You remembered the sick jostle of horseback, your body held upright only by someone else’s. You remembered the castle gates opening, a thousand voices raised in victory, thrown flower petals adhering to the ruin of your cheek, the stump of your wrist. You remembered familiar hands peeling the petals gently away.
But your squire was not here now. There was only your beautiful King, seated at the edge of a low stone pool, and his priest, watching you with colorless eyes.
The King said, “Rise.”
It was difficult. Your skin was hot and feverish, your limbs pinned to the earth by the weight of your mail. You wished, petulantly, silently, for your squire.
But you rose, before stumbling back down to one knee. “My King,” you said.
He rested his hand lightly on the crown of your head, rings clinking on the iron of your hood. “My Devil,” he said, and there was nothing you would not do for him when he spoke in this voice: fond, fatherly, full of love. “The time has come. Look into the pool, and tell me what you see.”
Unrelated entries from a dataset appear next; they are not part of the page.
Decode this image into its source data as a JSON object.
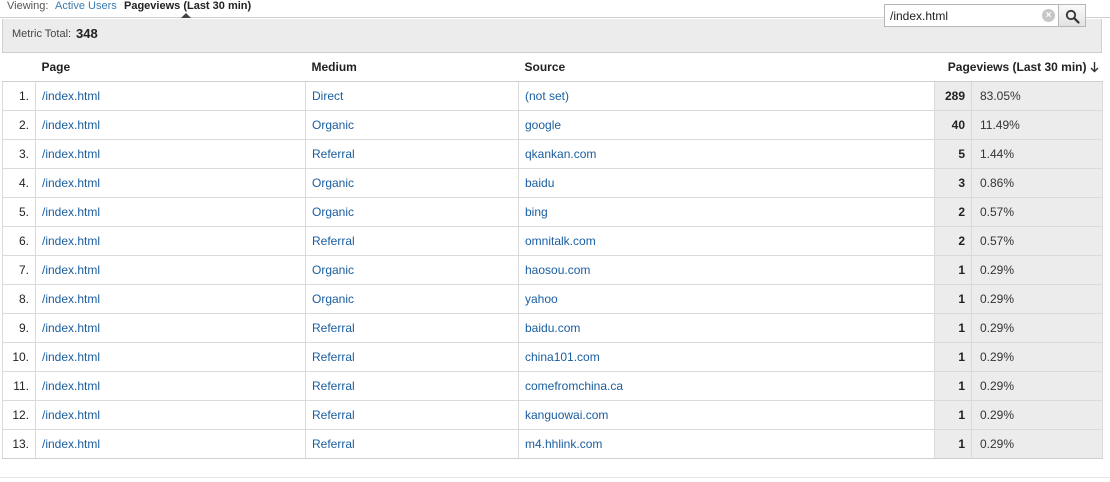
{
  "viewing": {
    "label": "Viewing:",
    "options": [
      "Active Users",
      "Pageviews (Last 30 min)"
    ],
    "selected": "Pageviews (Last 30 min)"
  },
  "metric": {
    "label": "Metric Total:",
    "value": "348"
  },
  "search": {
    "value": "/index.html",
    "clear_icon": "clear-icon",
    "button_icon": "search-icon"
  },
  "table": {
    "columns": [
      "Page",
      "Medium",
      "Source",
      "Pageviews (Last 30 min)"
    ],
    "sort_icon": "arrow-down-icon",
    "rows": [
      {
        "n": "1.",
        "page": "/index.html",
        "medium": "Direct",
        "source": "(not set)",
        "pv": "289",
        "pct": "83.05%"
      },
      {
        "n": "2.",
        "page": "/index.html",
        "medium": "Organic",
        "source": "google",
        "pv": "40",
        "pct": "11.49%"
      },
      {
        "n": "3.",
        "page": "/index.html",
        "medium": "Referral",
        "source": "qkankan.com",
        "pv": "5",
        "pct": "1.44%"
      },
      {
        "n": "4.",
        "page": "/index.html",
        "medium": "Organic",
        "source": "baidu",
        "pv": "3",
        "pct": "0.86%"
      },
      {
        "n": "5.",
        "page": "/index.html",
        "medium": "Organic",
        "source": "bing",
        "pv": "2",
        "pct": "0.57%"
      },
      {
        "n": "6.",
        "page": "/index.html",
        "medium": "Referral",
        "source": "omnitalk.com",
        "pv": "2",
        "pct": "0.57%"
      },
      {
        "n": "7.",
        "page": "/index.html",
        "medium": "Organic",
        "source": "haosou.com",
        "pv": "1",
        "pct": "0.29%"
      },
      {
        "n": "8.",
        "page": "/index.html",
        "medium": "Organic",
        "source": "yahoo",
        "pv": "1",
        "pct": "0.29%"
      },
      {
        "n": "9.",
        "page": "/index.html",
        "medium": "Referral",
        "source": "baidu.com",
        "pv": "1",
        "pct": "0.29%"
      },
      {
        "n": "10.",
        "page": "/index.html",
        "medium": "Referral",
        "source": "china101.com",
        "pv": "1",
        "pct": "0.29%"
      },
      {
        "n": "11.",
        "page": "/index.html",
        "medium": "Referral",
        "source": "comefromchina.ca",
        "pv": "1",
        "pct": "0.29%"
      },
      {
        "n": "12.",
        "page": "/index.html",
        "medium": "Referral",
        "source": "kanguowai.com",
        "pv": "1",
        "pct": "0.29%"
      },
      {
        "n": "13.",
        "page": "/index.html",
        "medium": "Referral",
        "source": "m4.hhlink.com",
        "pv": "1",
        "pct": "0.29%"
      }
    ]
  },
  "colors": {
    "link": "#1a5ea0",
    "header_bg": "#ececec",
    "border": "#dadada"
  }
}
The water was a deep, viscous black, like burned fat, which seemed to swallow the light rather than reflect it. You stared into it, and eventually you said, “I see a girl. Ill, I think, maybe dying. There is dirty straw around her, and her hair is . . .”
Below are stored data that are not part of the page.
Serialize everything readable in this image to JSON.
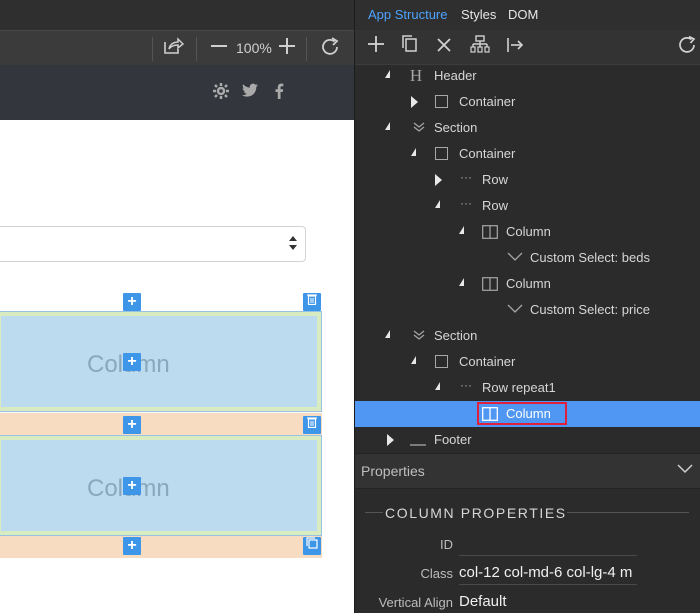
{
  "left_toolbar": {
    "zoom": "100%"
  },
  "canvas": {
    "columns": [
      {
        "label": "Column"
      },
      {
        "label": "Column"
      }
    ]
  },
  "right_panel": {
    "tabs": [
      "App Structure",
      "Styles",
      "DOM"
    ],
    "active_tab": "App Structure",
    "tree": [
      {
        "label": "Header",
        "icon": "h-icon"
      },
      {
        "label": "Container",
        "icon": "container-icon"
      },
      {
        "label": "Section",
        "icon": "section-icon"
      },
      {
        "label": "Container",
        "icon": "container-icon"
      },
      {
        "label": "Row",
        "icon": "row-icon"
      },
      {
        "label": "Row",
        "icon": "row-icon"
      },
      {
        "label": "Column",
        "icon": "column-icon"
      },
      {
        "label": "Custom Select: beds",
        "icon": "select-icon"
      },
      {
        "label": "Column",
        "icon": "column-icon"
      },
      {
        "label": "Custom Select: price",
        "icon": "select-icon"
      },
      {
        "label": "Section",
        "icon": "section-icon"
      },
      {
        "label": "Container",
        "icon": "container-icon"
      },
      {
        "label": "Row repeat1",
        "icon": "row-icon"
      },
      {
        "label": "Column",
        "icon": "column-icon"
      },
      {
        "label": "Footer",
        "icon": "footer-icon"
      }
    ],
    "properties": {
      "header": "Properties",
      "section_title": "COLUMN PROPERTIES",
      "fields": [
        {
          "label": "ID",
          "value": ""
        },
        {
          "label": "Class",
          "value": "col-12 col-md-6 col-lg-4 m"
        },
        {
          "label": "Vertical Align",
          "value": "Default"
        }
      ]
    },
    "colors": {
      "selected_row": "#4f97f3",
      "highlight_border": "#e0203a"
    }
  }
}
“Who is she?” the King asked, patiently.
You opened your mouth to say I don’t know, but then you closed it because you could not lie to your King. Had you not lain in that same sullied straw, your lips cracked, your skin scratched and weeping? Were you not always afraid that you would wake to find yourself back in that stable, waiting for a death as unremarkable as your birth?
You said, hoarsely, “She is I,” and the King said, “Yes.”
“I don’t understand, sire.”
The King dipped his hand idly into the water. “This pool was here long before the castle. My priest tells me it was once a spring of some kind, or a pond.”
His priest said, “A lake, sire.”
“A lake, then. A place where time runs together, the was and will be. My forefathers used it as a mirror. A way to see their own histories and futures. But then Ambrosius came to me—what a filthy, low creature he was then!—and told me I could do more than look.”
The King faced you now. He was just as handsome as he had been that first day in the yard, a little older but still unmarred, his flesh whole and smooth. “Do you remember the first time your Saint came to you? The words she spoke?”